第28章 沒理由
月光酒店的員工食堂的就餐制度跟歲月超市完全不一樣,歲月超市規定了每餐的數量,正餐三菜一湯自由搭配,月光酒店則沒這個限制。
但它會每月往每個員工的月環裏自動充進專用的1000塊錢的虛拟餐費,每餐随便打,想吃多少吃多少,餐費扣完為止。
若這個月沒吃完,餐費自動清零,不能累積到下月。
顏梨剛來,明天才會往她的月環裏充值餐費,今晚以及明天早上只能先吃別人的。
“再點點,我每月都吃不完,別怕花錢,魚丸吧,魚丸特別好吃。”見顏梨只點了南瓜和豆腐,莊顏以為她不好意思,索性替她叫了,“大姐,再給她打份魚丸。
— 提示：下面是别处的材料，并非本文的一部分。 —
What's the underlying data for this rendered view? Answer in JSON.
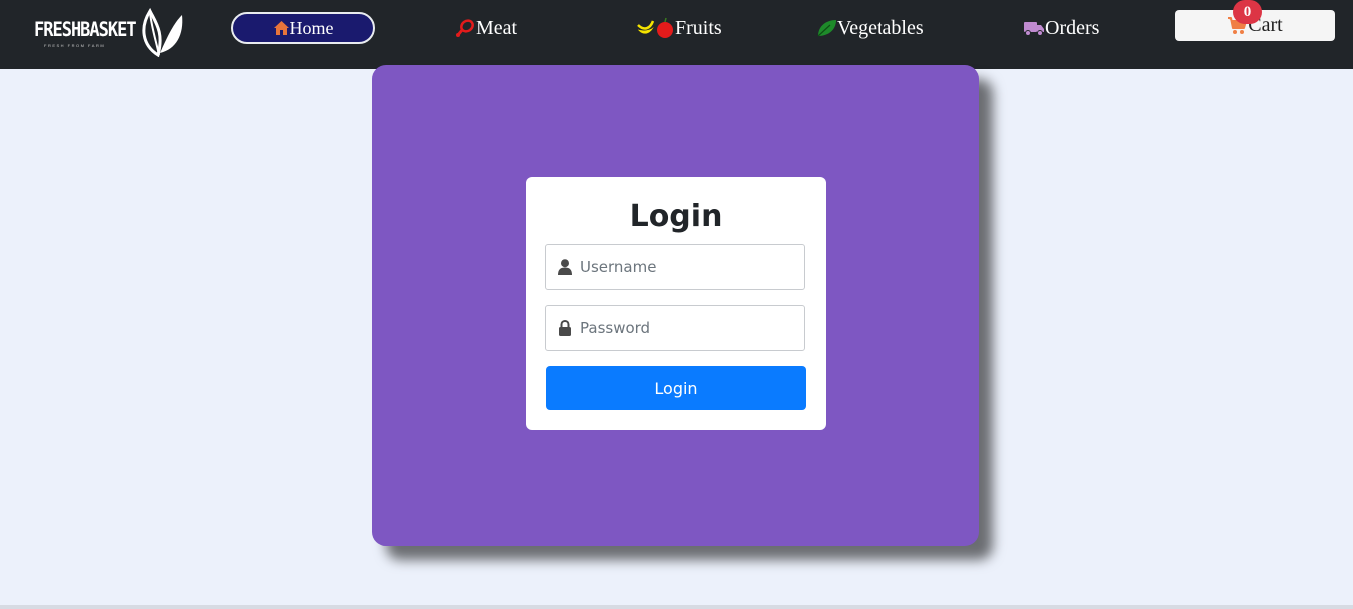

”
“不了,我真夠了,我飯量小,你自己打吧,我在這等你。”顏梨滿是不好意思道。
莊顏不信:“真夠了?別跟我客氣,晚上餓了可沒地方吃。”
顏梨笑道:“真夠了,你打吧,就這些我還怕吃不完呢。”
莊顏只好随她,朝窗口的阿姨說:“魚丸給我吧,再來份肉末茄子、雞腿……”
她一共點了四個菜,兩葷兩素,外加一碗湯和一點點的米飯。這飯量雖不及陸霜霜,但身為生女也算相當厲害了。
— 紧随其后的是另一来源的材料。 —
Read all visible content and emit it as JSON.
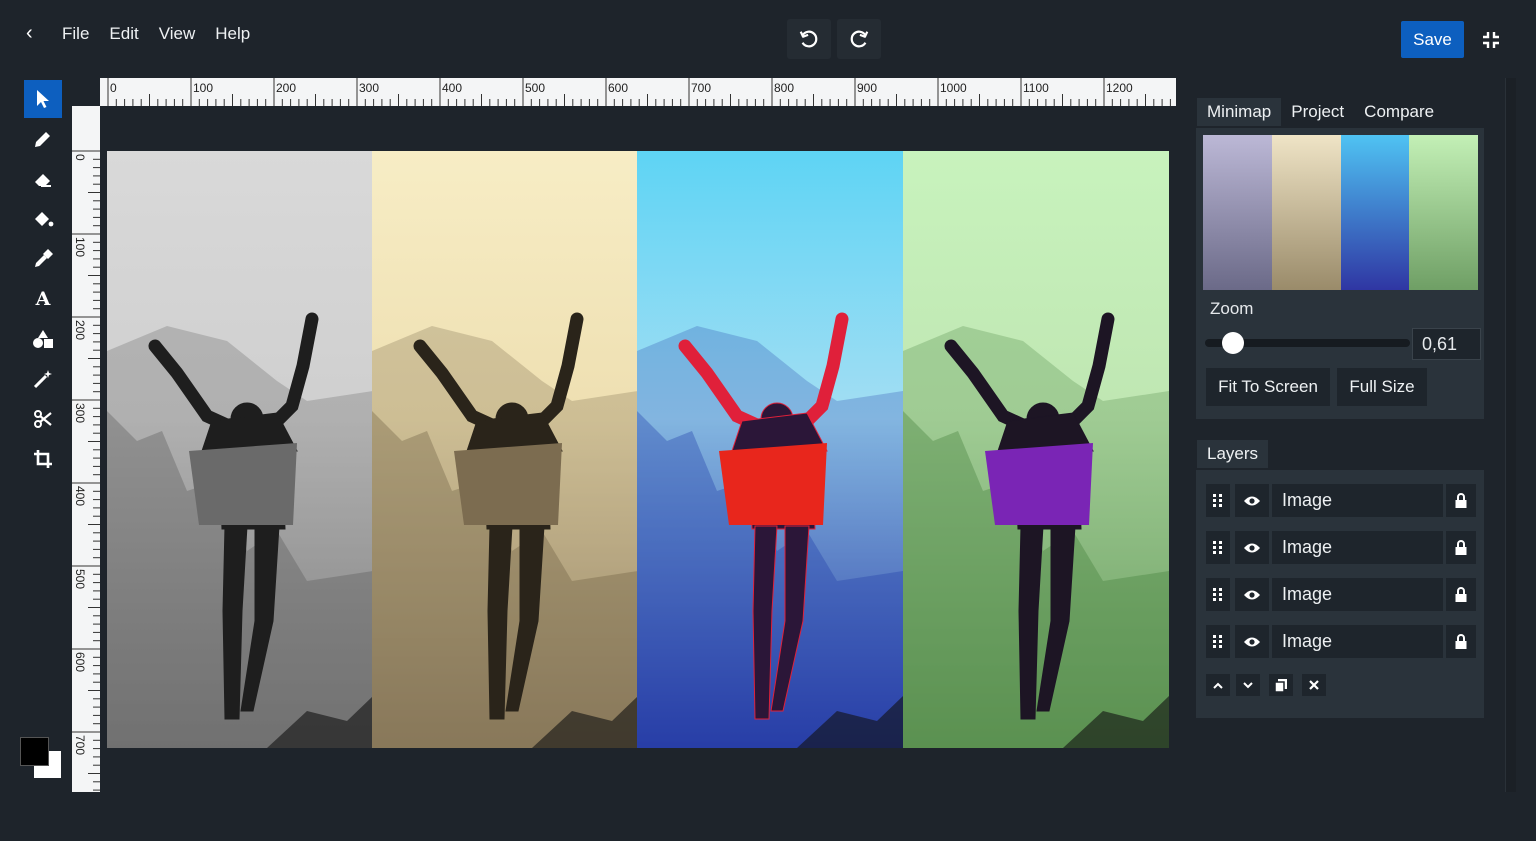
{
  "menu": {
    "items": [
      "File",
      "Edit",
      "View",
      "Help"
    ]
  },
  "toolbar_actions": {
    "save_label": "Save"
  },
  "tools": [
    "select-tool",
    "pencil-tool",
    "eraser-tool",
    "fill-tool",
    "eyedropper-tool",
    "text-tool",
    "shapes-tool",
    "magic-wand-tool",
    "cut-tool",
    "crop-tool"
  ],
  "colors": {
    "foreground": "#000000",
    "background": "#ffffff",
    "accent": "#0d5fbf"
  },
  "ruler": {
    "horizontal_labels": [
      "0",
      "100",
      "200",
      "300",
      "400",
      "500",
      "600",
      "700",
      "800",
      "900",
      "1000",
      "1100",
      "1200"
    ],
    "vertical_labels": [
      "0",
      "100",
      "200",
      "300",
      "400",
      "500",
      "600",
      "700"
    ]
  },
  "canvas": {
    "panels": [
      "grayscale",
      "sepia",
      "vivid-blue",
      "green"
    ]
  },
  "sidebar": {
    "tabs": [
      "Minimap",
      "Project",
      "Compare"
    ],
    "zoom_label": "Zoom",
    "zoom_value": "0,61",
    "zoom_level": 0.05,
    "fit_label": "Fit To Screen",
    "full_label": "Full Size"
  },
  "layers": {
    "tab_label": "Layers",
    "items": [
      {
        "name": "Image"
      },
      {
        "name": "Image"
      },
      {
        "name": "Image"
      },
      {
        "name": "Image"
      }
    ]
  }
}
再是實際上她上個月的餐費就不夠花,每月用不完的是簡桑。估計這個月也一樣,到了月底,她又得花簡桑的。
不過都無所謂,反正月底清零,不吃白不吃。
“顏姐,新人啊?”顏梨跟莊顏打好飯菜,剛找位置坐下,一男生就主動端着自己的飯菜不請自來了。
“你小子,鼻子夠靈的啊。”莊顏無奈笑道。
江凱跟着笑笑,不說話,兩眼直勾勾地盯着顏梨,突然失了魂一般。
顏梨不免別扭,就是濤哥也沒這麽過分地盯着她看過,這人怎麽回事?
“看哪呢,吃飯。”莊顏給了他一下,把他的腦袋推開了。
江凱嘿嘿笑着,喝一口湯,對着顏梨自我介紹道:“我叫江凱,是咱們顏姐門下最得力的幹将,美女你叫什麽?我們是不是在哪見過?”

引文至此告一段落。